Human RightsICE removes Rwandan citizen wanted for genocide, war crimes

WASHINGTON — U.S. Immigration and Customs Enforcement (ICE) Enforcement and Removal Operations (ERO) officers on Wednesday removed a Rwandan national wanted for genocide in his home country. Oswald Rukemuye, 58, was removed via ICE Air Operations and turned over to law enforcement authorities in Rwanda to face justice for his crimes. On Nov. 3, 2007, Rukemuye was convicted of genocide in absentia in a local Rwandan gacaca court. On Sept. 18, 2008, the Government of Rwanda issued an indictment and arrest warrant for him, charging him with genocide, murder, extermination, leadership, and participation in a criminal gang.

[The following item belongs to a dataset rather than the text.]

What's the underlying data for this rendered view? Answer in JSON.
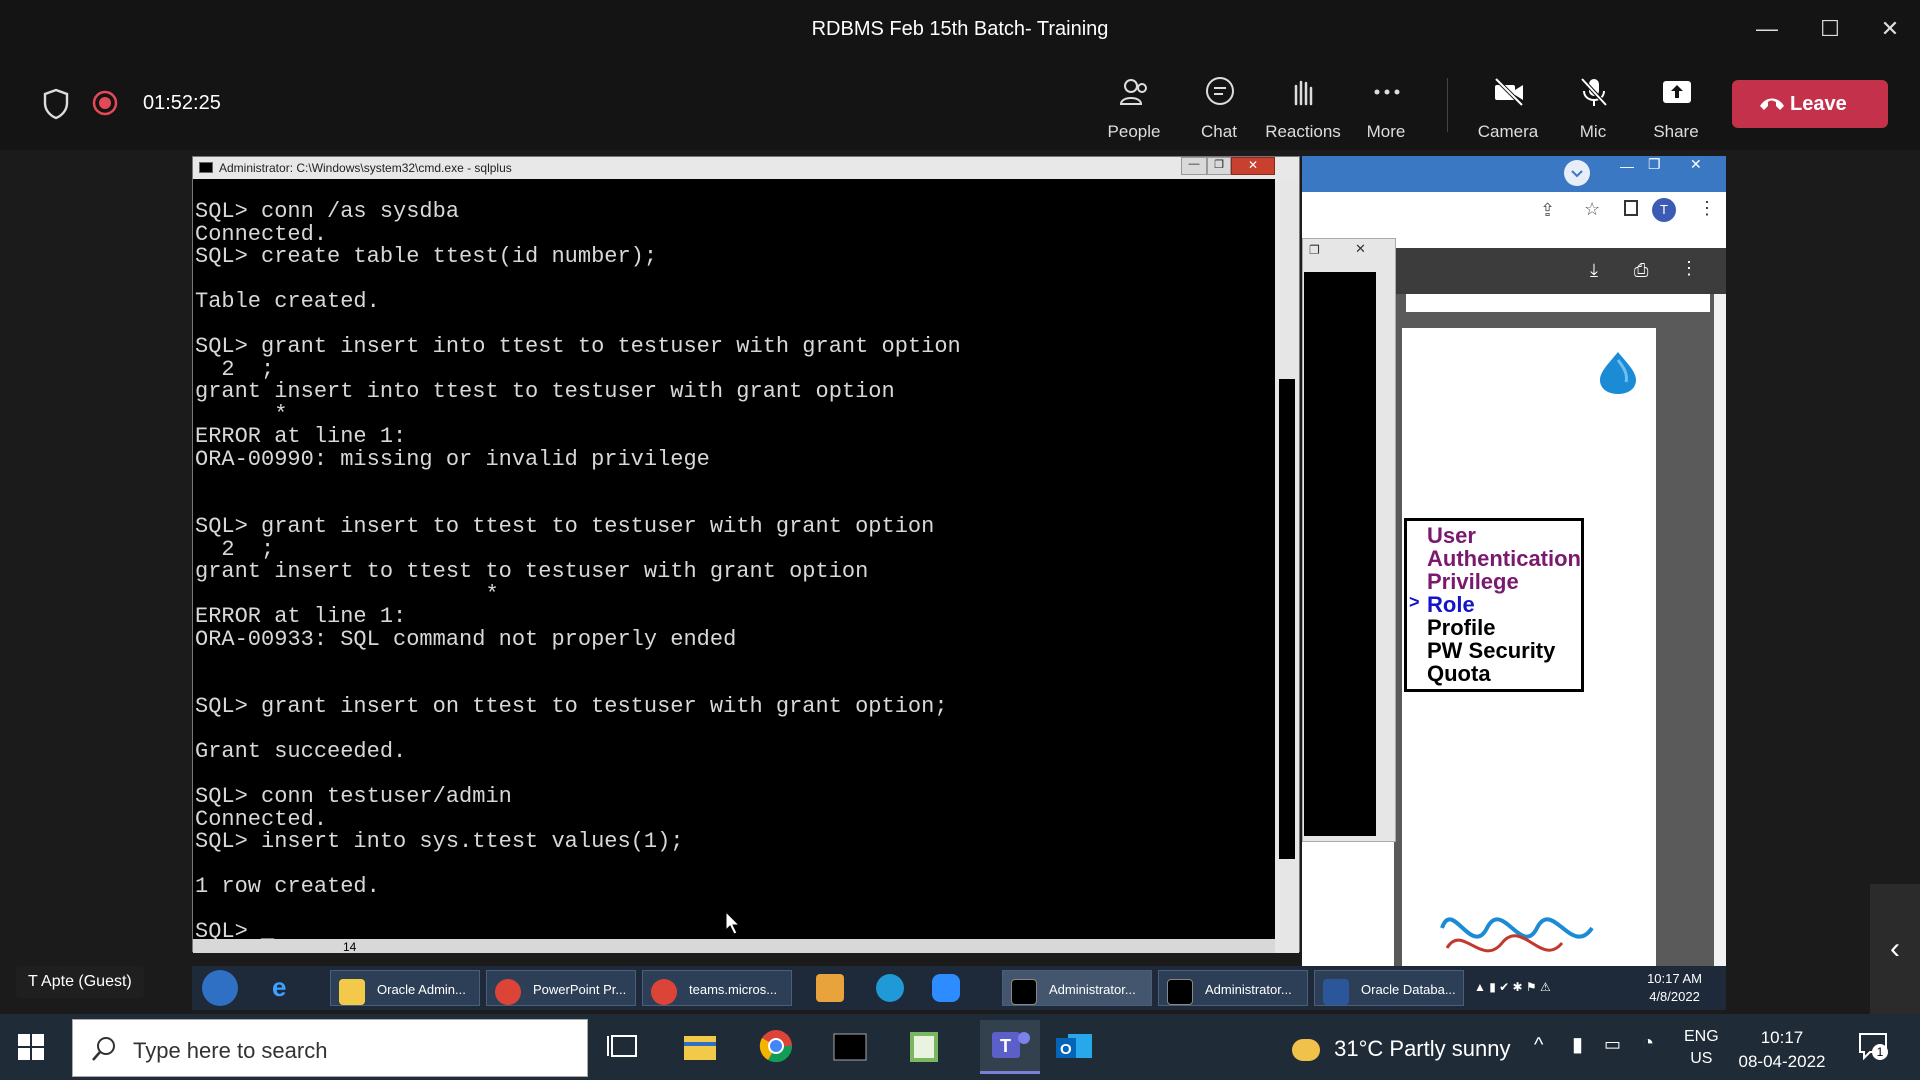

Rukemuye is a citizen of Rwanda who was admitted to the U.S. in 1996. Evidence indicating that Rukemuye obscured his role in the 1994 Rwandan genocide led ICE Homeland Security Investigations (HSI) Cincinnati to open an investigation. Non-governmental organizations also identified Rukemuye as the head of the National Republican Movement for Development (MRND) in the Gisozi sector, where he issued orders to murder Hutu politicians and men, women, and children identified as being from the Tutsi ethnic group. Special agents traveled to Rwanda and interviewed more than a dozen individuals who identified Rukemuye as a leader in the local group that carried out much of the genocide, including directing the murder of Tutsis at the St. Famille church where thousands of people were killed. The investigation was supported by the Human Rights Violators and War Crimes Center.

Following a lengthy investigation, HSI Cincinnati special agents served Rukemuye with a notice to appear in June 2019, initiating removal proceedings against him. The Detroit Office of the Principal Legal Advisor (Cleveland) litigated the removal case with support from the Human Rights Violators and War Crimes Center. Witnesses who testified on behalf of the government included a government investigator, a forensic interviewer from HSI’s Victim Assistance Program, and an expert on the Rwandan genocide and the local Rwandan gacaca courts.

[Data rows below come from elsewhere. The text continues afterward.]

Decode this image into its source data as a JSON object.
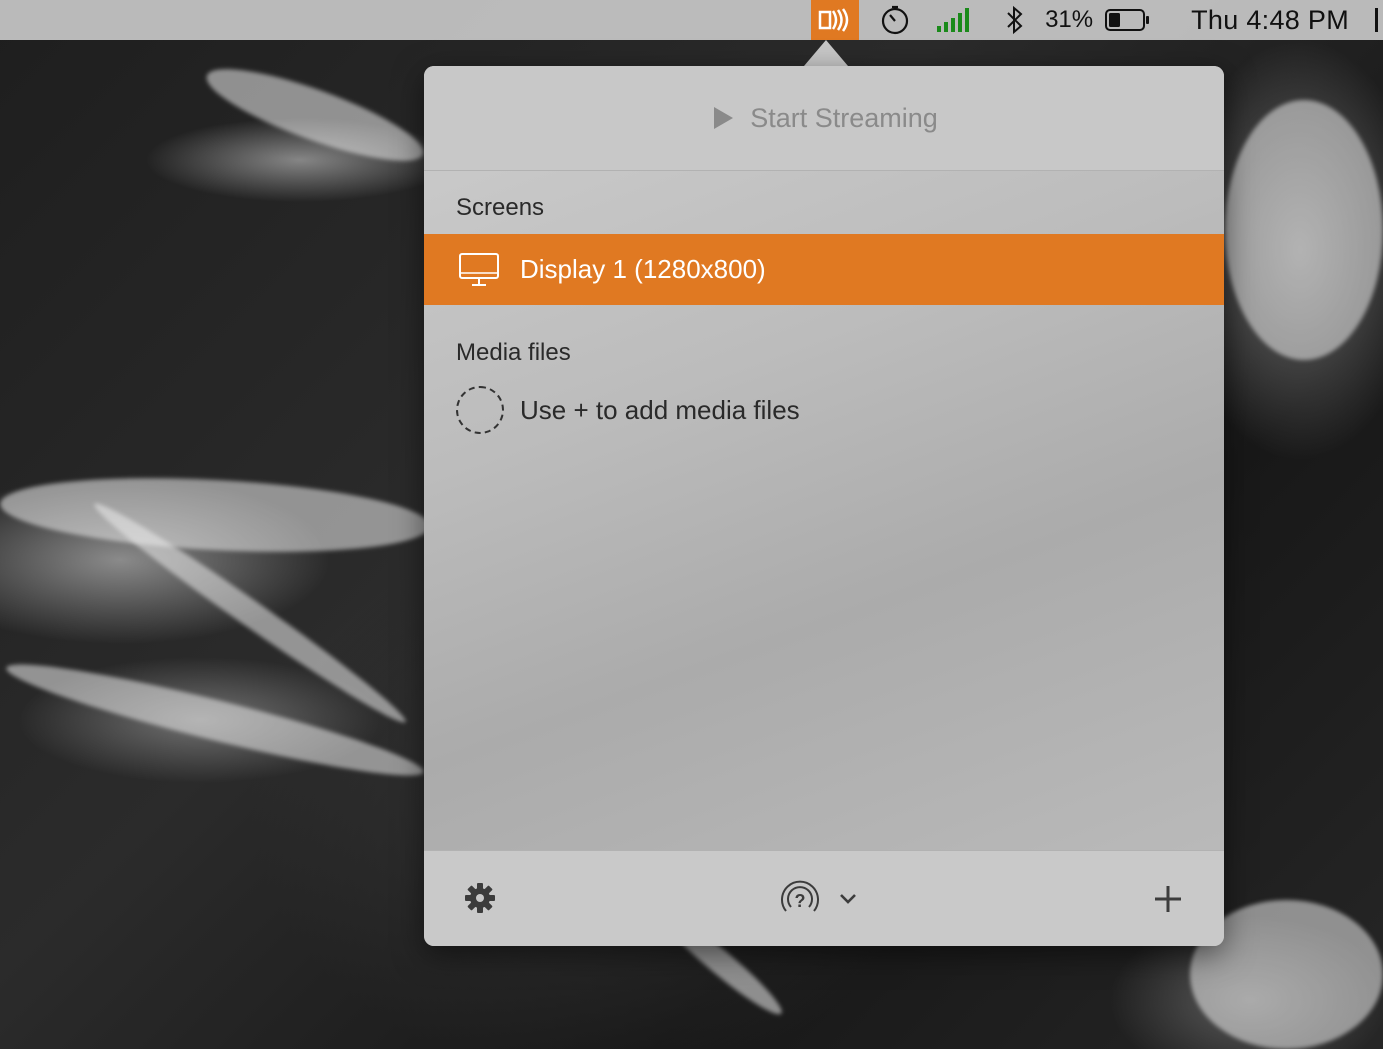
{
  "menubar": {
    "battery_percent": "31%",
    "clock": "Thu 4:48 PM",
    "app_icon": "stream-waves-icon",
    "accent_color": "#e07922"
  },
  "panel": {
    "header": {
      "start_label": "Start Streaming",
      "play_icon": "play-icon"
    },
    "screens": {
      "section_label": "Screens",
      "items": [
        {
          "label": "Display 1 (1280x800)",
          "icon": "monitor-icon",
          "selected": true
        }
      ]
    },
    "media": {
      "section_label": "Media files",
      "empty_hint": "Use + to add media files"
    },
    "footer": {
      "settings_icon": "gear-icon",
      "device_icon": "airplay-unknown-icon",
      "add_icon": "plus-icon"
    }
  }
}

On May 27,2020, an Immigration Judge denied Rukemuye all immigration relief and ordered him removed to Rwanda. On July 21,2021, the Board of Immigration Appeals issued a decision dismissing his appeal and paving the way for his removal.

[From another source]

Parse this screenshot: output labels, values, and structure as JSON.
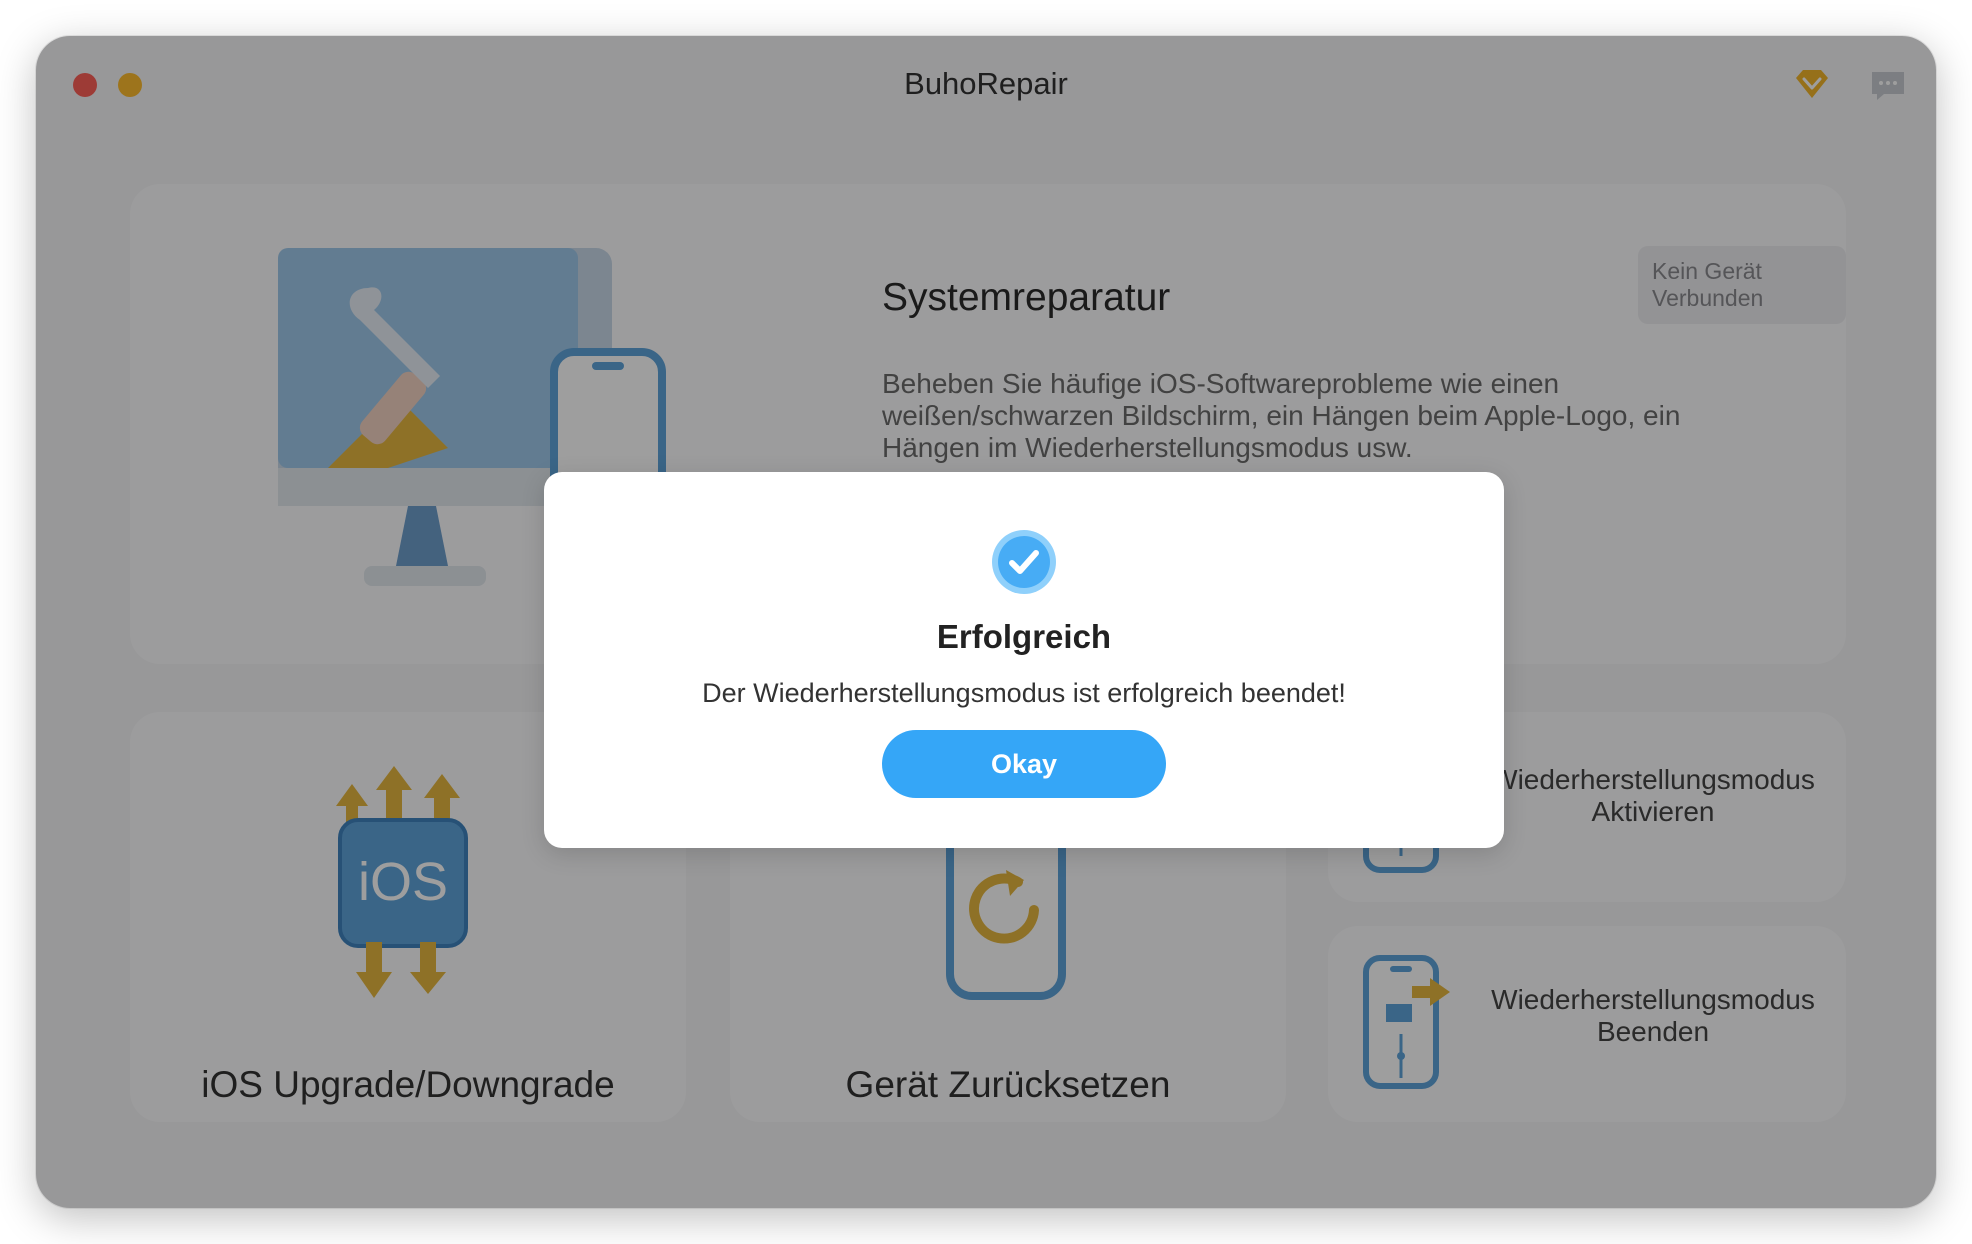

Established in 2009, ICE’s Human Rights Violators and War Crimes Center furthers ICE’s efforts to identify, locate and prosecute human rights abusers in the United States, including those who are known or suspected to have participated in persecution, war crimes, genocide, torture, extrajudicial killings, female genital mutilation and the use or recruitment of child soldiers. The HRVWCC leverages the expertise of a select group of agents, lawyers, intelligence and research specialists, historians and analysts who direct the agency’s broader enforcement efforts against these offenders.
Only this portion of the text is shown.